The Secret To Quiz Shows

As a trivia fiend of some renown, I look forward to new series of quiz shows at the best of times, but on Saturday night waiting for the second series of BBC One'sto start I was genuinely excited. Because I wrote questions for it.

As a trivia fiend of some renown, I look forward to new series of quiz shows at the best of times, but on Saturday night waiting for the second series of BBC One's Secret Fortune to start I was genuinely excited. Because I wrote questions for it.

I've been writing quiz questions for about fifteen years now for a number of audiences and reasons, from my whole primary school (all 52 of us) for a jaunty Friday afternoon feature to charity table quizzes in college, but this would be my first time writing for the TV. Needless to say, I loved it.

Telling people what I was doing was a fun experience. People who knew me best just laughed and said "of course you are, that makes perfect sense". Others seemed astonished that this was a job people actually did. One person even suggested I go on a school's roadshow to let kids know that such exotic careers were possible.

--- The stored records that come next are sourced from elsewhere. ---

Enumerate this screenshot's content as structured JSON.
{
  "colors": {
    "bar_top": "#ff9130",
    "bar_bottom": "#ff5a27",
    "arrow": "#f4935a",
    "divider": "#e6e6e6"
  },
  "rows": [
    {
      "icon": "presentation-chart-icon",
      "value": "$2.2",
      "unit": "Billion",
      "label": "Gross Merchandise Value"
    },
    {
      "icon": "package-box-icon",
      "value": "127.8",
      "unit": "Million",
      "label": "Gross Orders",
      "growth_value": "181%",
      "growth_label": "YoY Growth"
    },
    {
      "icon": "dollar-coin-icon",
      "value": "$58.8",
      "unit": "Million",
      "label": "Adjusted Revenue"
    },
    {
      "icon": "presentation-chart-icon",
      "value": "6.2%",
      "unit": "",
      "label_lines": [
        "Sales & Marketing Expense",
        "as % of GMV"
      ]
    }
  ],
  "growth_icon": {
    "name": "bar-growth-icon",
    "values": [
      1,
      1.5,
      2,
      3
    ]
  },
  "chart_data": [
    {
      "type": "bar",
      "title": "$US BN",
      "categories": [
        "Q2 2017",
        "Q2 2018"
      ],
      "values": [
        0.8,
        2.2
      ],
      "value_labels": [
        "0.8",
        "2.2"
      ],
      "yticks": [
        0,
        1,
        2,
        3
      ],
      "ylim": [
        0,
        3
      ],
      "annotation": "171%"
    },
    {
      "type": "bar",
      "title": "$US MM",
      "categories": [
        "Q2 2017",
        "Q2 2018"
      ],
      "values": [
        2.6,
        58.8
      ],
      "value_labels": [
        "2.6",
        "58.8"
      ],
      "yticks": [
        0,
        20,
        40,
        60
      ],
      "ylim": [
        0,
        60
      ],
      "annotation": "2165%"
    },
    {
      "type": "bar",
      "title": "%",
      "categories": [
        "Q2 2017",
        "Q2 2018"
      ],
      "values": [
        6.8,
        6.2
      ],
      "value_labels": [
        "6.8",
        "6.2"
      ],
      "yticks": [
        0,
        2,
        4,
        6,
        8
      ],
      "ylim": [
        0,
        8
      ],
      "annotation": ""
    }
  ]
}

Making the show was just as enjoyable as telling people I was making the show. For two months I worked in Belfast at the good people of the production company Wild Rover's offices, overlooking the city centre's most beautiful bus rank, dreaming up riddles for the viewing public. While I've gotten used to churning out questions over the years, this was a whole different challenge.

You see, Secret Fortune does things quite differently. Whereas most quizzes have posers such as "Who is the Chancellor of the Exchequer?" or "If you were in Buenos Aires right now, would you need to wear a scarf?", questions like "Which of these Hollywood actors is tallest?" or "Which of these landmarks is furthest from London?" were our stock in trade.

Coming up with questions in that format was one thing, but coming up with four multiple choice answers to complement them was the real challenge. As the basic principle of Secret Fortune in the first round is that the closer you are to the top answer, the more money you're likely to win, the answers had to be credible enough that they could all be the top answer. The opposite applies in the second round, as the object is to whittle out the low sums of cash so that you're left with fat stacks at the end. In other words, the questions needed to be open enough that a couple of players without a clue could make a good stab at it, but also hard enough that it rewards a couple that have the requisite knowledge to answer it correctly. So, not difficult at all then.

Question writing is at times an effort intangible to the point of counter-intuitive. You spend a lot of time searching your inner recesses and external search engines for ideas. A friend of mine asked me once "how long could it take you to write ten questions, like half an hour?" That timeframe isn't a mile off, but writing ten good questions takes a lot longer.

After we had done our sacred question duty came the fun part: watching the contestants answer them, the first set of which one £100,000 in some style on Saturday night. Given the money at stake it would have been understandable for the contestants to want to blow it all on hats, but all of them were disarmingly altruistic. When presenter Nick Knowles asked what they'd spend the money on if they won, invariably the response would be "well my sister needs" or "my brother would like to". All the contestants had such good plans for the money they might win, so the notion that one of my questions could be the difference between getting it and not was beyond humbling.

And that's the abiding impression working on Secret Fortune has made. I've been watching quizzes since before I could properly enunciate "I'll have a P please, Bob", but being on the inside has shown me the extent to which far from being a fun way to pass a bit of time on the TV schedule or exercise your brain a bit, shows like that can have a genuine and substantial effect on people's lives. With that added dimension, I enjoy them all the more now.